An effective mathematics program may be defined as one in which classroom teachers implement tasks and activities that allow all students opportunities to engage in high levels of mathematical thinking and reasoning (NCTM, 2014). However, many teachers claim they are ill prepared when asked to meet the needs of students in inclusive classrooms (Rose & Meyer, 2000; Spencer, 2011). A key factor that negatively impacts students’ mathematical development is the contrast that often exists between the needs of individual students and the type of instruction received (Buchheister, Jackson, & Taylor, 2014; Kroesbergen & Van Luit, 2003). While each and every child that enters a classroom should be provided the “opportunity to reach his or her potential, the current education system does not adequately address these needs. [In fact], the traditional methods used by teachers often focus on exposing and remedying deficits; setting up some students for a pattern of failure” (Subban, 2006, p. 938). Classrooms today reflect widespread diversity including students with disabilities, students exceeding grade level expectations, students from various cultural backgrounds, and students whose home language is not English (Subban, 2006), and unfortunately, many general education classroom teachers have a dearth of knowledge regarding specialized practices that provide students access to high quality mathematics instruction (Macinni & Gagnon, 2006). Consequently, it is integral that professional development and teacher education programs help teachers acquire knowledge and skills necessary to provide all students—regardless of mathematical understanding, language proficiency, or cultural experience—with the greatest opportunity to learn.
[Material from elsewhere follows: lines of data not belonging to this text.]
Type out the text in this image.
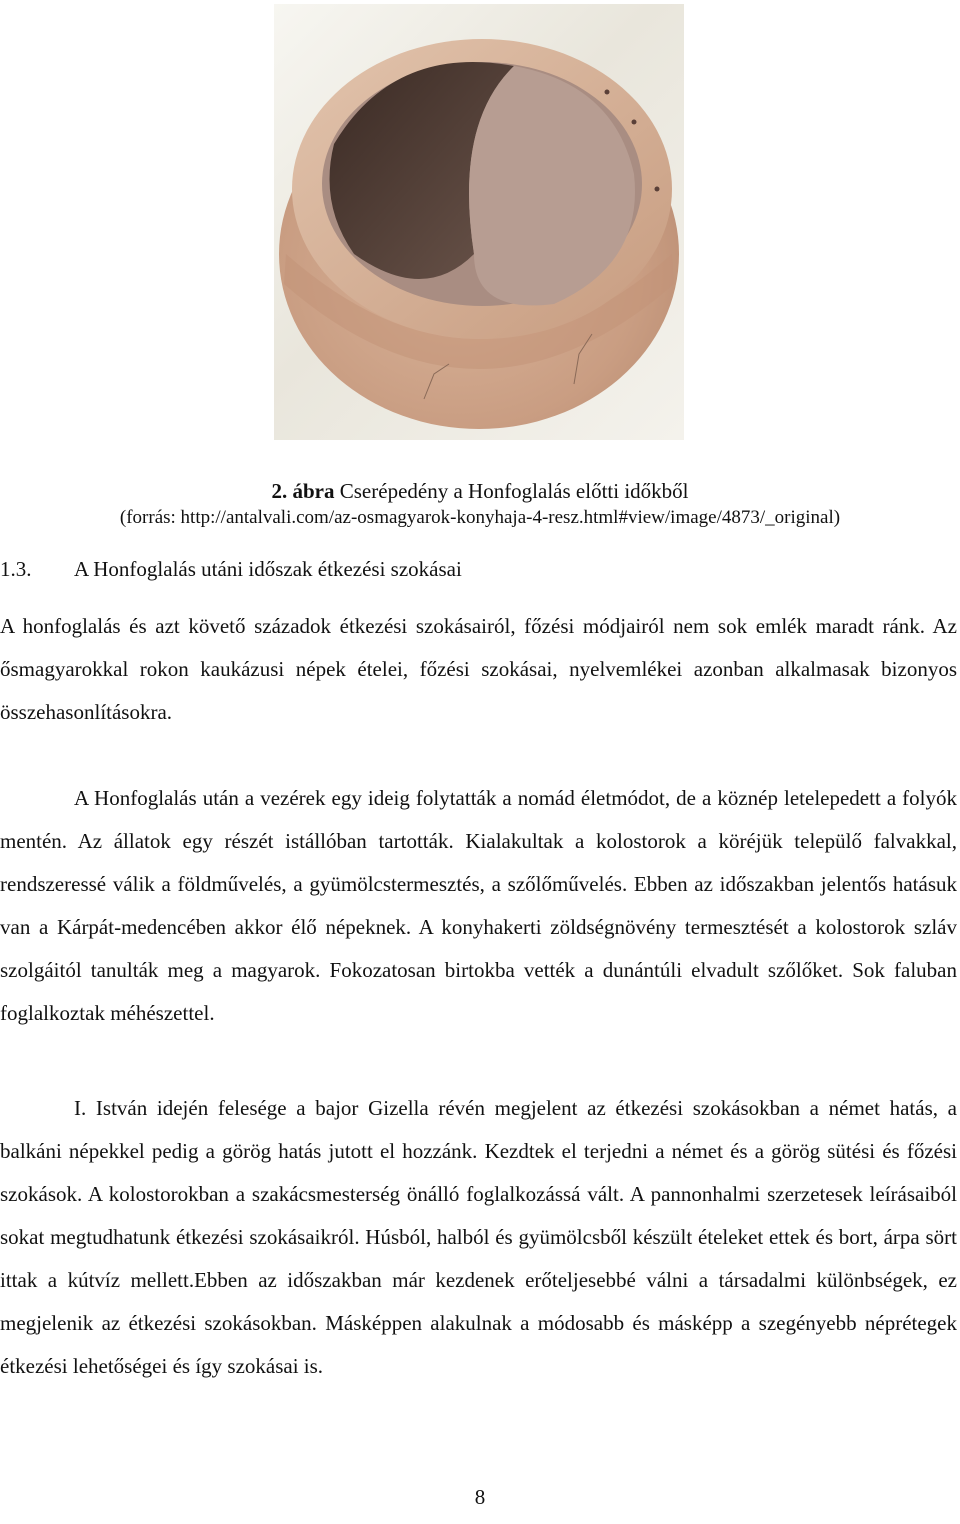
2. ábra Cserépedény a Honfoglalás előtti időkből
(forrás: http://antalvali.com/az-osmagyarok-konyhaja-4-resz.html#view/image/4873/_original)
1.3. A Honfoglalás utáni időszak étkezési szokásai

A honfoglalás és azt követő századok étkezési szokásairól, főzési módjairól nem sok emlék maradt ránk. Az ősmagyarokkal rokon kaukázusi népek ételei, főzési szokásai, nyelvemlékei azonban alkalmasak bizonyos összehasonlításokra.

A Honfoglalás után a vezérek egy ideig folytatták a nomád életmódot, de a köznép letelepedett a folyók mentén. Az állatok egy részét istállóban tartották. Kialakultak a kolostorok a köréjük települő falvakkal, rendszeressé válik a földművelés, a gyümölcstermesztés, a szőlőművelés. Ebben az időszakban jelentős hatásuk van a Kárpát-medencében akkor élő népeknek. A konyhakerti zöldségnövény termesztését a kolostorok szláv szolgáitól tanulták meg a magyarok. Fokozatosan birtokba vették a dunántúli elvadult szőlőket. Sok faluban foglalkoztak méhészettel.

I. István idején felesége a bajor Gizella révén megjelent az étkezési szokásokban a német hatás, a balkáni népekkel pedig a görög hatás jutott el hozzánk. Kezdtek el terjedni a német és a görög sütési és főzési szokások. A kolostorokban a szakácsmesterség önálló foglalkozássá vált. A pannonhalmi szerzetesek leírásaiból sokat megtudhatunk étkezési szokásaikról. Húsból, halból és gyümölcsből készült ételeket ettek és bort, árpa sört ittak a kútvíz mellett.Ebben az időszakban már kezdenek erőteljesebbé válni a társadalmi különbségek, ez megjelenik az étkezési szokásokban. Másképpen alakulnak a módosabb és másképp a szegényebb néprétegek étkezési lehetőségei és így szokásai is.

8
Universal Design for Learning (UDL) defines a framework to aid practicing and prospective teachers in providing access and opportunity to high quality mathematics. In addition, with many variations and various mediums, mathematical games naturally provide multiple modes of presentation and expression while simultaneously engaging and motivating students to participate in discussions of key mathematical ideas. Thus, games, as viewed through a UDL lens, are tasks that provide learning for all. In this chapter, the authors describe how the theory of UDL may be incorporated into the general education classroom through the use of mathematical games as lesson activities. Game play not only provides a context for students to use critical thinking skills that reflect mathematical proficiencies (e.g., communication, modeling, quantitative reasoning), but the strategic implementation of games allows for multiple entry points so students with a wide range of mathematical experience are empowered to participate in the problem solving process (Jackson, Taylor, & Buchheister, 2013). With knowledge of effective planning strategies through the integration of UDL (Courey, Tappe, Skiker, & LePage, 2012), teaching and learning of mathematics would embody the elements of equitable instruction. The authors conclude the chapter with practical implications for teacher education, professional development, and subsequent research to further support the teaching and learning of equitable mathematics using UDL as a framework to define learning tasks through game play.